Tulisan ini menyajikan tinjauan dan bahasan mengenai dampak urbanisasi terhadap banjir di perkotaan dan upaya yang dapat dilakukan untuk membantu mengurangi risiko banjir di wilayah perkotaan. Upaya yang dapat dilakukan antara lain melalui aplikasi sistem pemanenan hujan (Rainwater Catchment System /RCS). RCS menggambarkan beberapa kombinasi pengaturan panen hujan, sistem penampungan (detention), penyimpanan (retention), dan penyediaan fasilitas infiltrasi (infiltration facilities).

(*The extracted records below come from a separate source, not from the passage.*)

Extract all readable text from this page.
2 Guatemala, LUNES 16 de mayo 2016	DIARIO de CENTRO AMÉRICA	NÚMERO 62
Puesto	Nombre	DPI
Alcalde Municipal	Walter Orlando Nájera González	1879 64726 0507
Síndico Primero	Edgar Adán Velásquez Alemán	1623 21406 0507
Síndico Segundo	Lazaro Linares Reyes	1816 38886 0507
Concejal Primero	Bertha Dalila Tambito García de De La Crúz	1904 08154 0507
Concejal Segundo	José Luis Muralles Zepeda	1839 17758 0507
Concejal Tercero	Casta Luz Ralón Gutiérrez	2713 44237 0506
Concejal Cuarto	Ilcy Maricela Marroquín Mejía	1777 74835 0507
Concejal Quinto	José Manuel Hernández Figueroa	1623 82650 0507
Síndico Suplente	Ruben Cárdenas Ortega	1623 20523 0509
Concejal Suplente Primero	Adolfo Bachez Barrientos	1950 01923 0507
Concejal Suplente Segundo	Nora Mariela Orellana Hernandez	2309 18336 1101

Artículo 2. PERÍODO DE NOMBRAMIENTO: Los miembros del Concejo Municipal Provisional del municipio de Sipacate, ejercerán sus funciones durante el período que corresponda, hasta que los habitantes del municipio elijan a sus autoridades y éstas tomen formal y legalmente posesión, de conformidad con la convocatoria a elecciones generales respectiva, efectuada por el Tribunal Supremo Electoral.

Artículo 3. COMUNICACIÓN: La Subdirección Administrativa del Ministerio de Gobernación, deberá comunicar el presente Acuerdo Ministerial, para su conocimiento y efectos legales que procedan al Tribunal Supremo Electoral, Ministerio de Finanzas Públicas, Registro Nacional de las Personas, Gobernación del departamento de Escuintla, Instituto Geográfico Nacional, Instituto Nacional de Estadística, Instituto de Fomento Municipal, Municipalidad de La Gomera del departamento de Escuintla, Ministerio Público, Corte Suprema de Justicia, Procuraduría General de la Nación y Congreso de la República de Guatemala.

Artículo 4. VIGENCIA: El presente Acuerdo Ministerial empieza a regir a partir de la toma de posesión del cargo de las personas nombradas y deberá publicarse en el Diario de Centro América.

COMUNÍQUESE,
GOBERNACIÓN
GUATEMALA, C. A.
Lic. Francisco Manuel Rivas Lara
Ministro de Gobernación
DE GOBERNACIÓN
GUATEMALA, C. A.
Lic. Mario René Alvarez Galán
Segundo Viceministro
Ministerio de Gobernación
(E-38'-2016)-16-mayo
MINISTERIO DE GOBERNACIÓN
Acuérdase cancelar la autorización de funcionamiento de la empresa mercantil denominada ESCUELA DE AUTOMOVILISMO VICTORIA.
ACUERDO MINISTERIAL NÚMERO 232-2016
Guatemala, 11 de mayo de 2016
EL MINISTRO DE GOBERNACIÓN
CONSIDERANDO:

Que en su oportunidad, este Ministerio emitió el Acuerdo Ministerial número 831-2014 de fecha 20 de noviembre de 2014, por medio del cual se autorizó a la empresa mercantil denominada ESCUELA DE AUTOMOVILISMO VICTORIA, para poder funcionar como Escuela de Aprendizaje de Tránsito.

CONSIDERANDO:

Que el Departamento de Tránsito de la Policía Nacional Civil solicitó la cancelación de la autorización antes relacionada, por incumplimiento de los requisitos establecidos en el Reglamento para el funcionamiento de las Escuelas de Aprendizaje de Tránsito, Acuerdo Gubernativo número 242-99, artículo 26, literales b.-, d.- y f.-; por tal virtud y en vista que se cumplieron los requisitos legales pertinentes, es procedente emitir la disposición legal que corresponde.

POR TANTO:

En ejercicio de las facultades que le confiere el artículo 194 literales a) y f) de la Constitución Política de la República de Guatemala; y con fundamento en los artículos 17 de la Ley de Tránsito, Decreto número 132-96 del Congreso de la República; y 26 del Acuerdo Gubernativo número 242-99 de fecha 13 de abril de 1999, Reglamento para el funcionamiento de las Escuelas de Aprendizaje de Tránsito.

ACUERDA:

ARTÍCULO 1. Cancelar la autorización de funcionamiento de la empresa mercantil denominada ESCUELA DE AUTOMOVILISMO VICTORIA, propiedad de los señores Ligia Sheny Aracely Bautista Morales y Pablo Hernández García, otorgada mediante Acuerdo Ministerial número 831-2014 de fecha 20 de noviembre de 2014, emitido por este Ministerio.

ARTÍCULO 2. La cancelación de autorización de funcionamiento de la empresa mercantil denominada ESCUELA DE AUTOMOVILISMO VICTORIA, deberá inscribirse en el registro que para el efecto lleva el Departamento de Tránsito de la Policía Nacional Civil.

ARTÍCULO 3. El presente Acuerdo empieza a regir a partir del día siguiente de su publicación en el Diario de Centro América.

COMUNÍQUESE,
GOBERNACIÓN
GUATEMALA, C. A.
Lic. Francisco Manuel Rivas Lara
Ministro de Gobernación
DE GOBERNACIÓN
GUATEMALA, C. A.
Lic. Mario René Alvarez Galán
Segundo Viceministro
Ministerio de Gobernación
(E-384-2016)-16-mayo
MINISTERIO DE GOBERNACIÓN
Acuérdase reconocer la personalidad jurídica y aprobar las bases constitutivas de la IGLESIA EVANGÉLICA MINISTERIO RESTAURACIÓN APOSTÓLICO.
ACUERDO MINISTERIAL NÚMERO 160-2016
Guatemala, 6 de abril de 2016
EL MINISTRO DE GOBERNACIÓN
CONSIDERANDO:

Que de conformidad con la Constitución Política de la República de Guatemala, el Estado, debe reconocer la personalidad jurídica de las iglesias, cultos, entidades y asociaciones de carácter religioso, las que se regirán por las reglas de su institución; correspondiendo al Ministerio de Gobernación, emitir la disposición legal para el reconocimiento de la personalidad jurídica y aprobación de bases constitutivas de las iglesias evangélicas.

Peningkatan Run off dan Penurunan Infiltrasi
Pembentukan lapisan kedap sebagai dampak urbanisasi dapat menurunkan kapasitas lahan dalam menyimpan air/mengurangi infiltrasi sehingga mengakibatkan hujan yang turun sebagian besar ditransfer mengakibatkan hujan yang turun sebagian besar ditransfer menjadi aliran permukaan dan hanya sedikit sekali yang mengisi cadangan air tanah. Kondisi seperti ini juga merupakan potret klasik hidrologis daerah hulu aliran sungai yang telah mengalami alih fungsi lahan.
Kecenderungan meningkatnya risiko banjir yang disebabkan oleh alih fungsi lahan bervegetasi (cultivated land) menjadi lahan beton/aspal (non cultivated land) tidak saja dihadapi oleh negara-negara berkembang seperti Indonesia, tetapi juga negara-negara maju seperti Jerman, Perancis, Inggeris, Amerika, dan Jepang. Pertambahan penduduk Indonesia yang masih tinggi (1.8%/tahun) yang diikuti oleh pertumbuhan sektor industri, merupakan penyebab utama konversi lahan tersebut.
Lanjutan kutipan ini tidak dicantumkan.